The extracted separation power of hadron identification in the HMPID as a function of \(p_\mathrm{{T}}\) is shown in Fig. 8. The separation between pions and kaons (kaons and protons) is expressed as the difference between the means of the \(\langle \theta _\mathrm{{ckov}}\rangle \) angle Gaussian distributions for the two given particle species (\(\Delta _\mathrm{{\pi ,K}}\) or \(\Delta _{{K,p}}\)) divided by the average of the Gaussian widths of the two distributions, i.e. (\(\sigma _\mathrm{\pi }+\sigma _{K}\))/2 or (\(\sigma _{K}+\sigma _{p}\))/2. A separation at 3\(\sigma \) level in \(\langle \theta _\mathrm{{ckov}}\rangle \) is achieved up to \(p_\mathrm{{T}}\) \(=\) 3 GeV/\(c\) for \(K\)\(\pi \) and up to \(p_\mathrm{{T}}\) \(=\) 5 GeV/\(c\) for \(K\)\(p\). The separation at 6 GeV/\(c\) for \(K\)\(p\) can be extrapolated from the curve and it is about 2.5\(\sigma \).

Fig. 8
figure 8

Separation power (\(n_{\sigma }\)) of hadron identification in the HMPID as a function of \(p_\mathrm{{T}}\). The separation n\(_{\sigma }\) of pions and kaons (kaons and protons) is defined as the difference between the average of the Gaussian distributions of \(\langle \theta _\mathrm{{ckov}}\rangle \) for the two hadron species divided by the average of the Gaussian widths of the two distributions

The HMPID geometrical acceptance is about 5 % for tracks with high momentum. Therefore the analysis of HMPID required one to analyse a larger data sample with respect to the other PID methods, as reported in Table 1. The total efficiency is the convolution of the tracking, matching and PID efficiencies. The PID efficiency of this method is determined by the Cherenkov angle reconstruction efficiency. It has been computed by means of Monte-Carlo simulations and it reaches 90 % for particles with velocity \(\beta \sim \) 1. As a cross check, the PID efficiency has been determined using clean samples of protons and pions from \(\Lambda \) and \(K^0_\mathrm{s}\) decays. The measured efficiency agrees within the statistical uncertainties with the Monte-Carlo estimates, in the momentum range 1.5 \(<\) \(p_\mathrm{{T}}\) \(<\) 6 GeV/\(c\). Moreover, the correction due to the \(d_\mathrm{{MIP-trk}}\) cut is computed from the same sample of identified protons and pions from \(\Lambda \) and \(K^{0}_\mathrm{s}\) decays.

2.3.5 Kink analysis

Charged kaons can also be identified in the TPC by reconstructing their weak-decay vertices, which exhibit a characteristic kink topology defined by a decay vertex with two tracks (mother and daughter) having the same charge.

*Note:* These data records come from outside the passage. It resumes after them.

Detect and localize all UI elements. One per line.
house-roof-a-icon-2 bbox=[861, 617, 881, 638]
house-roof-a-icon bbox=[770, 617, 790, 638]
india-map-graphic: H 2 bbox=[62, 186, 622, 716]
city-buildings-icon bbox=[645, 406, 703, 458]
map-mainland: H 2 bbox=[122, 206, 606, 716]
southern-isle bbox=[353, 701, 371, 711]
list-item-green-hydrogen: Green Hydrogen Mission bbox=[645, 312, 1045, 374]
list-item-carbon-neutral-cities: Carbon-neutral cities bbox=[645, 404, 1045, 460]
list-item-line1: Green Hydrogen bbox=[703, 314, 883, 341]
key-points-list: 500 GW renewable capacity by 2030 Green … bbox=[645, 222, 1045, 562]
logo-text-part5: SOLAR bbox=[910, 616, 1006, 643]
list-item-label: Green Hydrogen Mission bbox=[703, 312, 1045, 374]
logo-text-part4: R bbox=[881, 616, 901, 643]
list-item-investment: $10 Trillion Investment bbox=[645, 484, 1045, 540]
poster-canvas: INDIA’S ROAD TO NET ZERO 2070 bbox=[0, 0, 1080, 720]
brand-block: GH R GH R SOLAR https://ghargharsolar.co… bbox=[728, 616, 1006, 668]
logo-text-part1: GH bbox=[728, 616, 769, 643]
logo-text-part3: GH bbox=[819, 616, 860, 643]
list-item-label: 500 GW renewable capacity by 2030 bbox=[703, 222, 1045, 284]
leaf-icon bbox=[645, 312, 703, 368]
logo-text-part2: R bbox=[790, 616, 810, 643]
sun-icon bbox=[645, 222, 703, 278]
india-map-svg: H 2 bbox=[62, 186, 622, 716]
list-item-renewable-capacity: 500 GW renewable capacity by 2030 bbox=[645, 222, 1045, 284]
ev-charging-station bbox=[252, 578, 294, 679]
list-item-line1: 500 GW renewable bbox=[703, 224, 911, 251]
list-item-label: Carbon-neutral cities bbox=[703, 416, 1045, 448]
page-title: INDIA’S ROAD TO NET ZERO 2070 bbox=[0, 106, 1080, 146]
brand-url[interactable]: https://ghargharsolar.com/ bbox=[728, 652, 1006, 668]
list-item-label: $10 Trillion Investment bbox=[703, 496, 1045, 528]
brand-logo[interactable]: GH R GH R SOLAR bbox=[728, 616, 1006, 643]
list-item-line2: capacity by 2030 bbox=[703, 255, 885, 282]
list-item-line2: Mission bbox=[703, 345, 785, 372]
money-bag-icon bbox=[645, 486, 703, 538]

This procedure extends the measurement of charged kaons on a track-by-track basis to \(p_\mathrm{{T}}\) \(=\) 6 GeV/\(c\). The algorithm for the kink reconstruction is applied inside a fiducial volume of the TPC, namely 130 \( < R < \) 200 cm, needed to reconstruct both the mother and the daughter tracks. The mother track is selected with similar criteria to the global tracks (Sect.